Aux yeux de l’acteur humanitaire, l’aide transmise par les militaires n’est utilisée que pour modérer les tensions sociales, gagner la sympathie des communautés locales et favoriser les relations à caractère diplomatique avec les différents groupes ethniques et religieux de la population civile (Lischer 2007 : 111). Dans le nouveau laboratoire de l’espace humanitaire que constitue l’Afghanistan de l’après-11-Septembre, Médecins sans frontières (msf), une ong humanitaire reconnue pour ses positions contre l’intervention militaire, souligne que l’acteur militaire utilise systématiquement l’aide humanitaire pour servir ses ambitions politiques et militaires. msf explique que l’acteur militaire désire gagner la sympathie des populations locales et obtenir de l’information sur les positions stratégiques de l’insurrection (msf 2004). Jean-Michel Piedagnel, le directeur général de msfuk, insiste particulièrement en indiquant qu’il ne croit pas que « […] les militaires peuvent réellement mettre en oeuvre des programmes d’aide humanitaire. […] À travers l’acteur militaire, les gouvernements peuvent prendre le contrôle d’une région et tenter de promouvoir les principes humanitaires et prendre soin de la population. Cela n’est pas une action humanitaire selon msf » (Piedagnel 2004 : 145).
Cette confusion entre le rôle des humanitaires et celui des militaires nuit donc à la perception de l’acteur humanitaire et à son action impartiale, ce qui met en danger la vie des humanitaires, réduit l’accès aux bénéficiaires et remet en question son existence. En 2006, le Humanitarian Policy Group a publié une analyse détaillée sur l’insécurité des travailleurs humanitaires. Cette analyse a été la première à faire la démonstration scientifique des conséquences de la politisation de l’espace humanitaire sur la sécurité des travailleurs humanitaires (Harmer 2008 : 528). Elle a démontré que les actes de violence à motivation politique étaient en nette augmentation et neuf fois plus nombreux que ceux à motivation économique (Stoddard etal. 2006). Selon le cas, l’acteur humanitaire est considéré comme un témoin gênant ou une monnaie d’échange. L’augmentation des actes de violence contre l’acteur humanitaire n’est donc pas due au hasard, mais cible directement la déstabilisation du mouvement humanitaire (ibid.)[25].
Dans tous les cas, les interventions intégrées comme celle de la coalition en Afghanistan sont encore au stade expérimental et les stratégies pangouvernementales génèrent des résultats indésirables sur les intervenants humanitaires et les populations civiles qui doivent être secourues dans cet espace. Si l’acteur humanitaire est demeuré campé sur sa position critique par rapport aux conditions changeantes de son espace d’action, son rôle proprement dit n’a pas encore été modifié. L’acteur militaire qui bénéficie d’un nouveau mandat à caractère humanitaire a rompu avec son rôle traditionnel de « sécurité » en envahissant peu à peu l’espace humanitaire.
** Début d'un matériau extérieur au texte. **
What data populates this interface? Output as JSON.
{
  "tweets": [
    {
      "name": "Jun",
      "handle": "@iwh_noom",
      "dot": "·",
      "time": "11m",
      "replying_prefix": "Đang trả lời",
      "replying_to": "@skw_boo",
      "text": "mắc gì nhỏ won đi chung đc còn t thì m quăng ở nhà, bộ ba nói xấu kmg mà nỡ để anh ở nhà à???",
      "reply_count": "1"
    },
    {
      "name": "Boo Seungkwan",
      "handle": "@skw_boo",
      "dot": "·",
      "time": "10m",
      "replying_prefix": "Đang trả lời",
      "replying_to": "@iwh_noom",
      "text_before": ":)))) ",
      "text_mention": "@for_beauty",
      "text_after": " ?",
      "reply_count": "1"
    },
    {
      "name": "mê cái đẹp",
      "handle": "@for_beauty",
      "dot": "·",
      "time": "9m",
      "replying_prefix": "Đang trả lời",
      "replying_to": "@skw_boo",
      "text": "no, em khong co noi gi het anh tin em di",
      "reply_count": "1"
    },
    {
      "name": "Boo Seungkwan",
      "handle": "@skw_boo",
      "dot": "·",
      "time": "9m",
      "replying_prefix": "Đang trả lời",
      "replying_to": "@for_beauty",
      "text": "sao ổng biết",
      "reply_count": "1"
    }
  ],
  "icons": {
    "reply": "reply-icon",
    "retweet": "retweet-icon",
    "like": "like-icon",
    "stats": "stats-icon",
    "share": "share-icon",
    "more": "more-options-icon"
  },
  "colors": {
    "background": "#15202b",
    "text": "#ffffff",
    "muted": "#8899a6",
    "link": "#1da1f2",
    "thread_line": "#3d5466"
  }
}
VII – L’avenir de l’espace humanitaire : la légalisation
L’acteur humanitaire doit aujourd’hui relever un défi majeur : continuer à appuyer et à protéger les populations victimes de conflits, malgré l’intrusion de l’acteur militaire ainsi que les influences et les considérations politiques. Au cours de la dernière décennie, l’acteur humanitaire a dû faire face à une transformation drastique de son environnement de travail, ce qui a eu de graves répercussions sur les travailleurs humanitaires eux-mêmes. L’acteur militaire a, quant à lui, profité d’un changement dans les politiques d’intervention internationales pour jouer un nouveau rôle dans l’espace humanitaire. Devant ces constats, la question suivante doit être soulevée : la tendance à la contraction de l’espace humanitaire est-elle réversible ou, au contraire, doit-elle être considérée comme naturelle et l’acteur humanitaire doit-il forcément s’y adapter ?
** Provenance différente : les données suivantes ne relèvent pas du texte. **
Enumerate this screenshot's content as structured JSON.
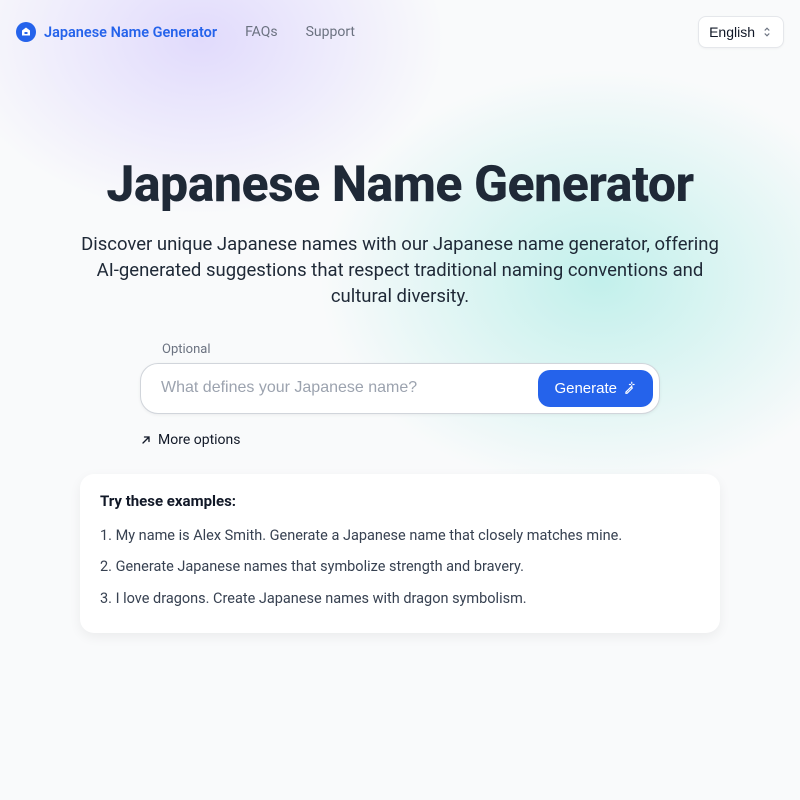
{
  "nav": {
    "brand": "Japanese Name Generator",
    "links": [
      "FAQs",
      "Support"
    ],
    "language": "English"
  },
  "hero": {
    "title": "Japanese Name Generator",
    "subtitle": "Discover unique Japanese names with our Japanese name generator, offering AI-generated suggestions that respect traditional naming conventions and cultural diversity."
  },
  "form": {
    "optional_label": "Optional",
    "placeholder": "What defines your Japanese name?",
    "generate_label": "Generate",
    "more_options": "More options"
  },
  "examples": {
    "title": "Try these examples:",
    "items": [
      "1. My name is Alex Smith. Generate a Japanese name that closely matches mine.",
      "2. Generate Japanese names that symbolize strength and bravery.",
      "3. I love dragons. Create Japanese names with dragon symbolism."
    ]
  }
}
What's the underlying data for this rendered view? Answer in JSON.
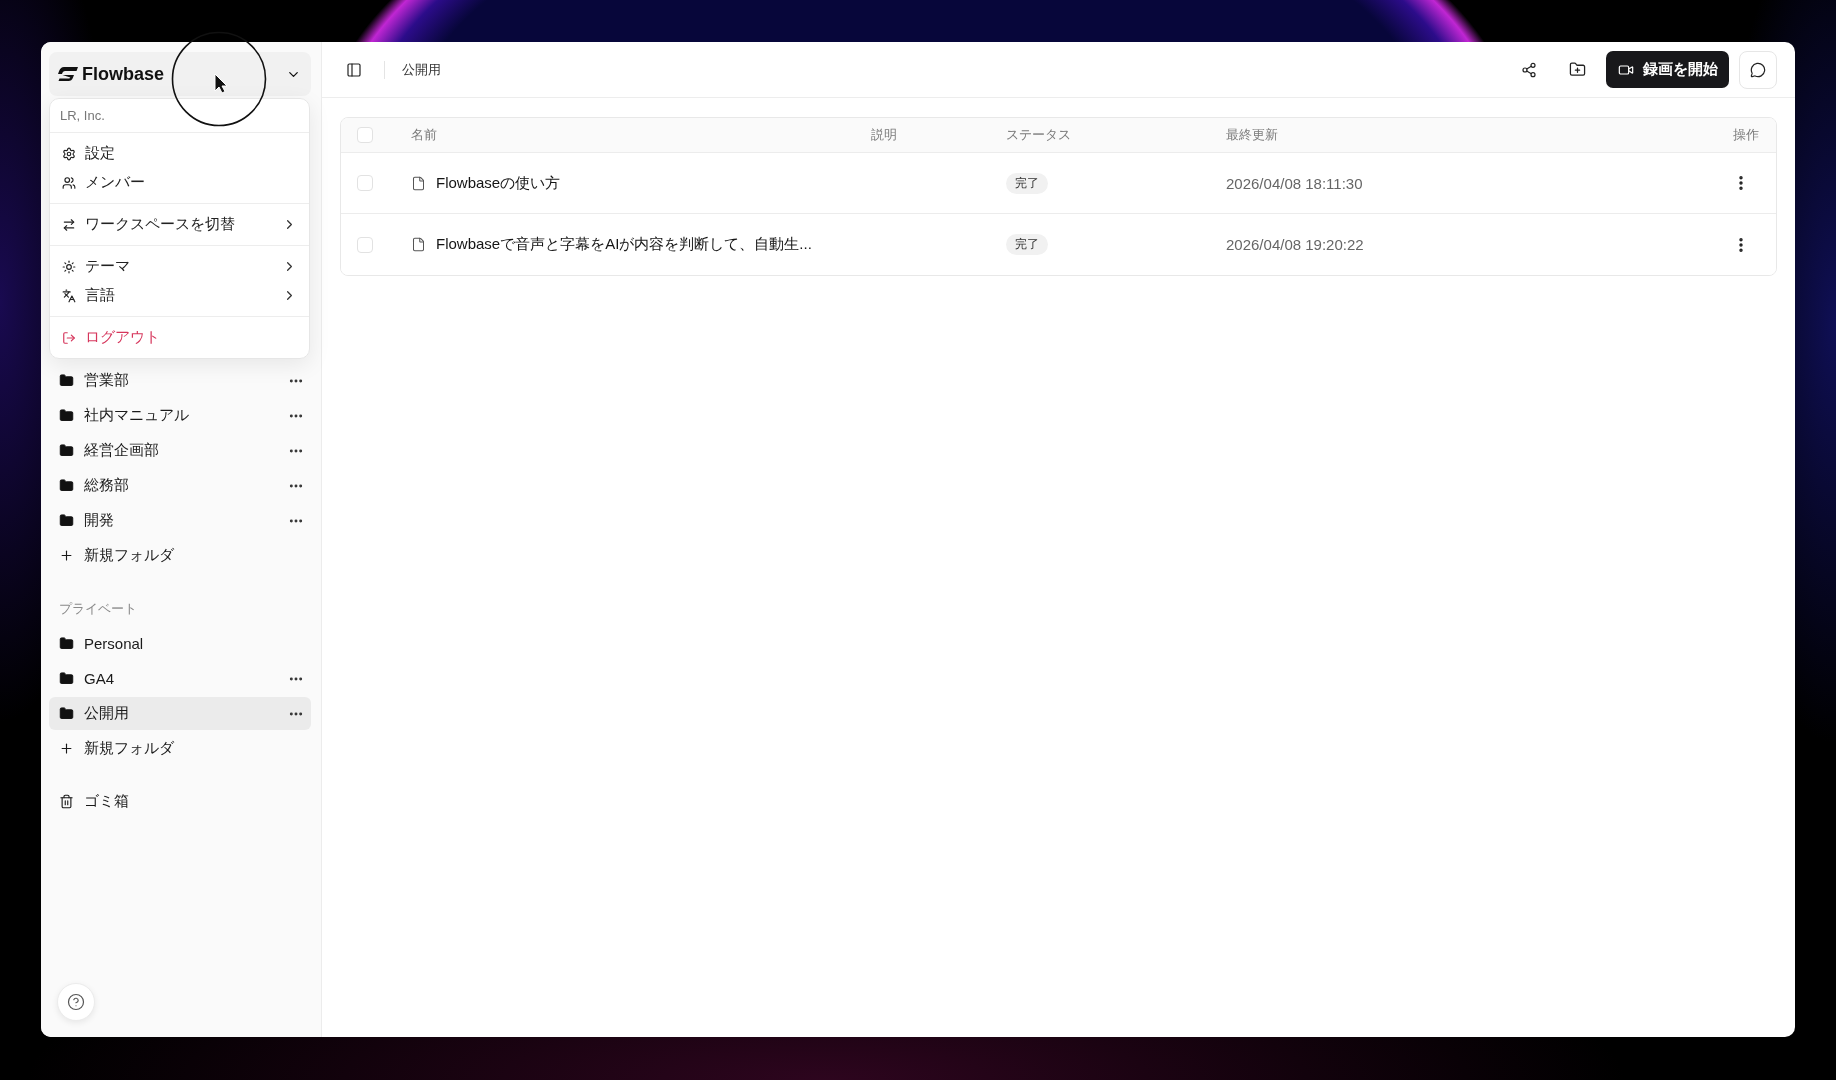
{
  "sidebar": {
    "brand": "Flowbase",
    "account_menu": {
      "organization": "LR, Inc.",
      "groups": [
        {
          "items": [
            {
              "kind": "item",
              "label": "設定"
            },
            {
              "kind": "item",
              "label": "メンバー"
            }
          ]
        },
        {
          "items": [
            {
              "kind": "submenu",
              "label": "ワークスペースを切替"
            }
          ]
        },
        {
          "items": [
            {
              "kind": "submenu",
              "label": "テーマ"
            },
            {
              "kind": "submenu",
              "label": "言語"
            }
          ]
        },
        {
          "items": [
            {
              "kind": "danger",
              "label": "ログアウト"
            }
          ]
        }
      ]
    },
    "sections": [
      {
        "folders": [
          {
            "label": "営業部",
            "has_menu": true,
            "selected": false
          },
          {
            "label": "社内マニュアル",
            "has_menu": true,
            "selected": false
          },
          {
            "label": "経営企画部",
            "has_menu": true,
            "selected": false
          },
          {
            "label": "総務部",
            "has_menu": true,
            "selected": false
          },
          {
            "label": "開発",
            "has_menu": true,
            "selected": false
          }
        ],
        "new_folder": "新規フォルダ"
      },
      {
        "title": "プライベート",
        "folders": [
          {
            "label": "Personal",
            "has_menu": false,
            "selected": false
          },
          {
            "label": "GA4",
            "has_menu": true,
            "selected": false
          },
          {
            "label": "公開用",
            "has_menu": true,
            "selected": true
          }
        ],
        "new_folder": "新規フォルダ"
      }
    ],
    "trash": "ゴミ箱"
  },
  "topbar": {
    "breadcrumb": "公開用",
    "record_button": "録画を開始"
  },
  "table": {
    "select_all": {
      "checked": false
    },
    "columns": [
      "名前",
      "説明",
      "ステータス",
      "最終更新",
      "操作"
    ],
    "rows": [
      {
        "checked": false,
        "name": "Flowbaseの使い方",
        "status": "完了",
        "updated": "2026/04/08 18:11:30"
      },
      {
        "checked": false,
        "name": "Flowbaseで音声と字幕をAIが内容を判断して、自動生...",
        "status": "完了",
        "updated": "2026/04/08 19:20:22"
      }
    ]
  }
}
En tenant compte des réalités des crises humanitaires de l’après-2001, il apparaît utopique de penser pouvoir renverser la tendance actuelle. Dans le cadre des nouvelles politiques pangouvernementales et avec la poursuite de la guerre contre le terrorisme, l’acteur militaire continuera d’utiliser des stratégies intégrées d’intervention pour mener à bien sa mission. La vision réaliste de la sécurité restera encore dominante et les politiques étrangères occidentales motiveront encore longtemps l’aide humanitaire aux pays en crise. Quant à l’acteur humanitaire, avec sa vision institutionnaliste, il est à prévoir qu’il continuera à être confronté à ces nouvelles réalités dans le futur. Il prend conscience qu’une coopération civilo-militaire renouvelée jouera un rôle essentiel dans cet espace humanitaire politisé.
Par conséquent, l’analyse de l’espace humanitaire d’aujourd’hui conduit nécessairement à réfléchir sur l’avenir de l’acteur humanitaire au sein du nouveau contexte international après-septembre 2001. Les organisations humanitaires transnationales doivent repenser leur espace de travail si elles ne veulent pas voir leur existence menacée.
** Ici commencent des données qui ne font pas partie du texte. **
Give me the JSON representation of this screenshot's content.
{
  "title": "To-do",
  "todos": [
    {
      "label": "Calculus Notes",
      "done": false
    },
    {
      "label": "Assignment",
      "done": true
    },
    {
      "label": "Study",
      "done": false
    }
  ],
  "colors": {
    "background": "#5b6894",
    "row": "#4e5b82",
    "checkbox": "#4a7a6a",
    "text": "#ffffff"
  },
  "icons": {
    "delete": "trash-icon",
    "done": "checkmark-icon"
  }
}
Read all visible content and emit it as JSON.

En utilisant une approche comparative entre le droit et la philanthropie, Hugo Slim (2002 : 1) a exploré cette idée de légaliser l’action humanitaire. Inspiré par cette approche ainsi que par les exposés juridiques associant l’espace humanitaire et le dih, tels que celui de Grombach-Wagner (2006), il juge opportun d’étudier la possibilité de légaliser ou d’incorporer le concept d’espace humanitaire au sein même du dih ou d’amender les conventions de Genève pour que cet espace puisse se définir à travers les normes internationales en vigueur.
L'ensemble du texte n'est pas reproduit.